Non più “se”, ma “come”. Oggi lo si può dire anche dell’utilizzo dell’intelligenza artificiale, asset pervasivo in qualsiasi settore, nonostante le complessità etiche e regolamentari che porta con sé. Timori, polemiche e aspre critiche non le sbarrano la porta di alcun ecosistema economico che sia desideroso di competere e nemmeno le impediscono di influenzare fortemente il mondo del lavoro.
Più AI per tutti: un ingrediente pervasivo che può elevare la forza lavoro
La crescente efficienza che l’AI è in grado di assicurare nella maggior parte dei settori fa scaturire nuove domande. Le aziende si chiedono come è possibile utilizzarla ancora meglio, soprattutto in relazione con la forza lavoro. Il desiderio è quello di migliorare il rendimento e, allo stesso tempo, la soddisfazione e l’engagement dei propri migliori talenti. Non solo IT.
Le più comuni previsioni, in primis quelle di Glassdoor, prospettano la scomparsa di oltre 85 milioni di vecchi posti di lavoro e, al contempo, la creazione di 97 milioni di nuovi altri posti. Per “vecchi” si intende relativi a mansioni manuali e ripetitive, in cui il talento e le competenze di ogni singolo dipendente non vengono valorizzate come invece accade coi “nuovi”.
Questa previsione si dovrebbe avverare entro il 2025, in modo graduale ma non così lento da non far preoccupare fin da ora CIO, team IT e team HR. Sono ancora poche, infatti, le aziende pronte per affrontare questo cambiamento.

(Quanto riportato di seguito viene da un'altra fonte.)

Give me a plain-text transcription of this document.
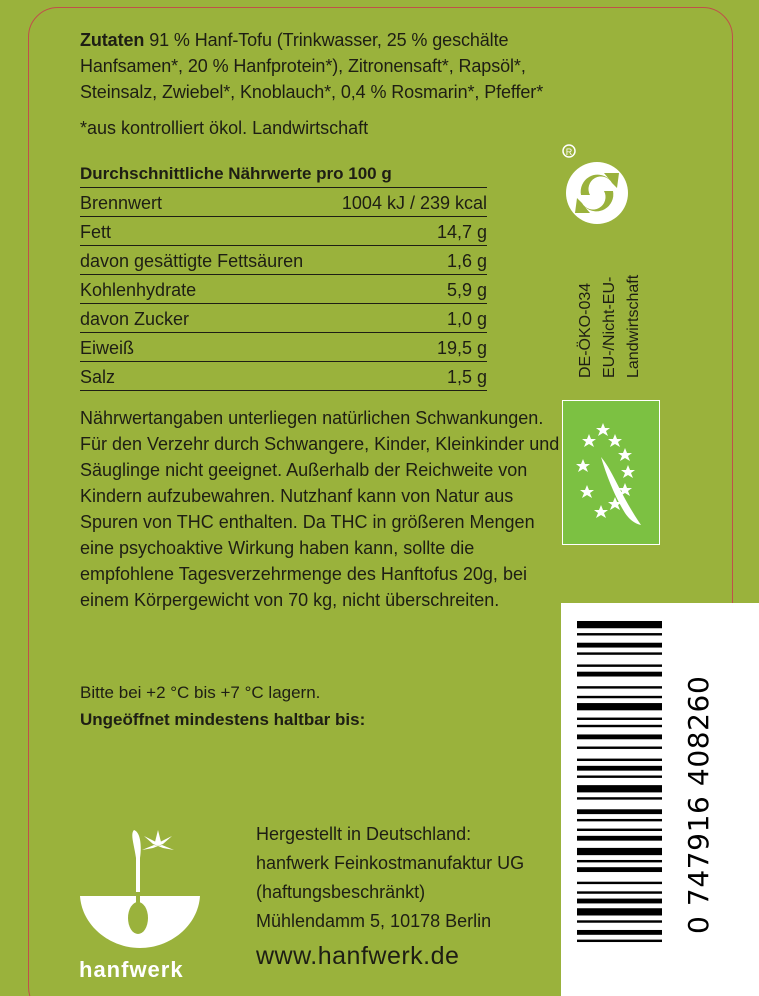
Zutaten 91 % Hanf-Tofu (Trinkwasser, 25 % geschälte Hanfsamen*, 20 % Hanfprotein*), Zitronensaft*, Rapsöl*, Steinsalz, Zwiebel*, Knoblauch*, 0,4 % Rosmarin*, Pfeffer*
*aus kontrolliert ökol. Landwirtschaft
Durchschnittliche Nährwerte pro 100 g
Brennwert	1004 kJ / 239 kcal
Fett	14,7 g
davon gesättigte Fettsäuren	1,6 g
Kohlenhydrate	5,9 g
davon Zucker	1,0 g
Eiweiß	19,5 g
Salz	1,5 g
Nährwertangaben unterliegen natürlichen Schwankungen. Für den Verzehr durch Schwangere, Kinder, Kleinkinder und Säuglinge nicht geeignet. Außerhalb der Reichweite von Kindern aufzubewahren. Nutzhanf kann von Natur aus Spuren von THC enthalten. Da THC in größeren Mengen eine psychoaktive Wirkung haben kann, sollte die empfohlene Tagesverzehrmenge des Hanftofus 20g, bei einem Körpergewicht von 70 kg, nicht überschreiten.
Bitte bei +2 °C bis +7 °C lagern.
Ungeöffnet mindestens haltbar bis:
Hergestellt in Deutschland:
hanfwerk Feinkostmanufaktur UG
(haftungsbeschränkt)
Mühlendamm 5, 10178 Berlin
www.hanfwerk.de
R
DE-ÖKO-034 EU-/Nicht-EU- Landwirtschaft
0 747916 408260
hanfwerk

Mancano i professionisti già in grado di costruire, alimentare e tenere vive le proprie attività tramite le tecnologie innovative e, in alcuni casi, non sono neppure in arrivo.
Per ora, infatti, materie come Data Science, Machine Learning, e Artificial Intelligence restano “riservate agli esperti”, mentre dovrebbero interessare tutti, anche se a differenti livelli.
Questo richiederebbe un cambio di mindset e di formazione che in Italia, secondo Glassdoor, non è ancora avvenuto. Anche il resto del mondo non ha fatto grandi passi avanti. Questo emerge dall’Equinix 2022 Global Tech Trends secondo cui la carenza di personale tecnologicamente preparato minaccia sempre di più le attività di business in tutto il mondo.
Le 10 professioni del presente che si affermeranno nel prossimo futuro
La centralità di AI/machine learning renderanno sempre più richieste competenze “rare” come l’analisi dei dati (21%), la data protection (21%), lo sviluppo di software di sicurezza (19%) e l’analisi della sicurezza (18%).
Stringendo il focus sull’Italia, dati Glassdoor alla mano, la società ProfessionAI ha realizzato la top ten delle professioni AI più ricercate e più remunerative dei prossimi anni. Alcune devono ancora farsi conoscere, ma esistono e si affermeranno sul mercato.
Un esempio è la prima in classifica, l’Artificial Intelligence Specialist (49.700 euro) che utilizza il machine learning non per estrarre informazioni dai dati come il Data Scientist, ma per creare automazione. Non ce ne sono nemmeno un migliaio, ma le richieste anche secondo LinkedIn, potrebbero aumentare a breve e di molto.
Al secondo posto c’è il Cyber Security Specialist (40.200 euro) per rispondere alle sfide sempre più complesse di security per cui servono attività di Penetration Testing e scienza forense. A completare il podio delle professioni tech del futuro il Machine Learning Engineer (37.400 euro), una sorta di data scientist, ma con un background più informatico e skill adatte alla produzione dei modelli.
Scorrendo verso il basso della classifica si trova il Big Data Developer (35.700 euro), che deve saper operare su ambienti distribuiti e conoscere piattaforme di cloud computing. Seguono il Data Scientist (35.000 euro), colui che sa prevedere il futuro, il Mobile Developer, (34.600 euro), il Data Engineer (34.000 euro) e il Data Analyst, il “pusher” di insight per le aziende. Chiudono la top ten due profili Dev: il Web Developer, non nuovo e già più comune (45.000 professionisti), e il Full Stack Developer.